A question of lust
Avec Trop n’est pas assez, le Cartoonmuseum Basel signe la première rétrospective consacrée à la dessinatrice Ulli Lust.
Ulli Lust (née en 1967) est connue pour ses deux romans graphiques autofictionnels, pavés de près de 500 pages chacun : Trop n’est pas assez et Alors que j’essayais d’être quelqu’un de bien. Dans le premier, elle narre avec franchise l’odyssée de deux jeunes punkettes, naïves rebelles, décidant de tracer la route au cours de l’été 1984. Elles s’embarquent dans une errance initiatique de l’Autriche à l’Italie. Ambiance auto-stop et squat pour une épopée souvent crue et drolatique, parfois amère et pathétique. Dans la seconde, nous voilà en 1990, au cœur d’un ménage à trois : l’héroïne, Georg avec qui elle entretient une complicité intellectuelle – plombée par un différentiel de libido – et Kimata, un Nigérian sans papiers. Cette version trash de Jules et Jim est l’éclatante affirmation de la liberté d’une femme dans une Autriche corsetée et xénophobe, questionnant le racisme ordinaire et un sexisme qui l’est tout autant.

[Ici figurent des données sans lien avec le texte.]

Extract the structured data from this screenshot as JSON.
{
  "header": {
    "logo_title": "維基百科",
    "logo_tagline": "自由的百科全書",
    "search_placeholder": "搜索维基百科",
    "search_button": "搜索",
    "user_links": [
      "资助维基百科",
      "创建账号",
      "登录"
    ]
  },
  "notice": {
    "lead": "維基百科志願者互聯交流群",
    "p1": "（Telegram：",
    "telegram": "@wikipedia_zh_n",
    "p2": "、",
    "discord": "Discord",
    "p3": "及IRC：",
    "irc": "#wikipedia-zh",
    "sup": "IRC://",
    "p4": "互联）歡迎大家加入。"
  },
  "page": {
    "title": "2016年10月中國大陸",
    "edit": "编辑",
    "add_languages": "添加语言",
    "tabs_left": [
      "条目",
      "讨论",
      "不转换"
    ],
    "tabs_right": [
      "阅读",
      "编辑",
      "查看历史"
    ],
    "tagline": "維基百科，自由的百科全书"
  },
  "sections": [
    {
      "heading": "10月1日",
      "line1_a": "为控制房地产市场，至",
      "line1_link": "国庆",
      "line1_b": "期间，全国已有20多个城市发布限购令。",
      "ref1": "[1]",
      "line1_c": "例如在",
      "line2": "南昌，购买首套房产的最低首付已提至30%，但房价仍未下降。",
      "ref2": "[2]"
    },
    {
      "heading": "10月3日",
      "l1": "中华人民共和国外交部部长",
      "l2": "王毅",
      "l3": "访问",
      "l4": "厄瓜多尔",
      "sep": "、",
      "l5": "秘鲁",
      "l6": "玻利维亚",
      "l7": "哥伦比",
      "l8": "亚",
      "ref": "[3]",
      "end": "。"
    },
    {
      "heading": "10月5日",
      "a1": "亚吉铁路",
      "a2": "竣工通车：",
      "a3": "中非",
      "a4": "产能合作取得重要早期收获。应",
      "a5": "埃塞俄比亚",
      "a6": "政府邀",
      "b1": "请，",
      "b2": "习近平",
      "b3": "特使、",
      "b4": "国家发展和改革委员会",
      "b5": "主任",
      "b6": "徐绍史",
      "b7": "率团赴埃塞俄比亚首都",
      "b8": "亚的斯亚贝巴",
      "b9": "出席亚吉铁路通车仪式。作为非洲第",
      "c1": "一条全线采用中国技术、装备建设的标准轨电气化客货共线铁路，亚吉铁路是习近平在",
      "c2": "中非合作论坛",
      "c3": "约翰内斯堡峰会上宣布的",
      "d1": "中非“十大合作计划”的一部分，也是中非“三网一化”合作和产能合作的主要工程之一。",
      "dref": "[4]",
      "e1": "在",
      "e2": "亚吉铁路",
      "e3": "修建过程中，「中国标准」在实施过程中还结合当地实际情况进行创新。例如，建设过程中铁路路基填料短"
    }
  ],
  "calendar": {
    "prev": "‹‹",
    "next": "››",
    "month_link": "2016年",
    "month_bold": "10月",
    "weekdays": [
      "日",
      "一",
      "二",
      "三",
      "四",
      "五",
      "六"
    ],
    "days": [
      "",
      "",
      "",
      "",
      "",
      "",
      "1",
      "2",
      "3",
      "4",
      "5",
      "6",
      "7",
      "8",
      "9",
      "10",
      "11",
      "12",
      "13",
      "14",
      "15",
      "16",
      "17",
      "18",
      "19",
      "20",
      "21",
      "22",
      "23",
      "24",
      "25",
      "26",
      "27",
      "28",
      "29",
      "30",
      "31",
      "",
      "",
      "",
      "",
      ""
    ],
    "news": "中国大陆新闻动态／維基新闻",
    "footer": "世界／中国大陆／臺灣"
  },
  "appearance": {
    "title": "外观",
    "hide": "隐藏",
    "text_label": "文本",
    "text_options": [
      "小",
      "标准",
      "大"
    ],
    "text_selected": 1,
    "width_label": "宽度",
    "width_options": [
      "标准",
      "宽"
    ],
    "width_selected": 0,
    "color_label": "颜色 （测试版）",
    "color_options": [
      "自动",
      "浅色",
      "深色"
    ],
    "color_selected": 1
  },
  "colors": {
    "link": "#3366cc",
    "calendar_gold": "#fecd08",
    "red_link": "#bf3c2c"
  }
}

Si des planches originales de ces deux opus au style nerveux et mordant rappelant les comics autobiographiques de Jeffrey Brown sont présentées dans l’exposition, le visiteur y découvre bien d’autres aspects de l’art de l’Autrichienne à qui l’on doit des albums comme Voix de la nuit, fascinante adaptation d’un roman de Marcel Beyer. Voilà une plongée hallucinée dans le Troisième Reich autour de l’acousticien Hermann Karnau qui tente d’obtenir la voix aryenne la plus pure et finira dans le Führerbunker avec son mentor Goebbels, sous les bombes soviétiques dans une fin crépusculaire.
Fondatrice du site electrocomics.com – où sont publiées des BD d’auteurs du monde entier – et du Groupe Monogatari (1999- 2005) connu pour ses reportages en images, Ulli Lust a aussi réalisé la série Fashionvictims rassemblant des dessins d’observation de la vie à Berlin, où elle réside aujourd’hui. Parmi les travaux les plus intéressant présentés figurent des pinups rappelant Tournée de Mathieu Amalric ou des portraits dans lesquels ses contemporains sont croqués avec une féroce tendresse. S’y croisent notamment deux couples, dont le point commun est la main de l’homme lubriquement posée sur la poitrine d’une femme : les personnages sont replets, sapés comme des beaufs post-Cabu, plantés dans des décors ploucs, vautrés avec une simplicité et une attachante bonhommie dans la contemporanéité. Malgré cela, il est difficile de s’en moquer. Ulli Lust réussit en effet à instiller une profonde humanité dans ces duos joyeusement libidineux.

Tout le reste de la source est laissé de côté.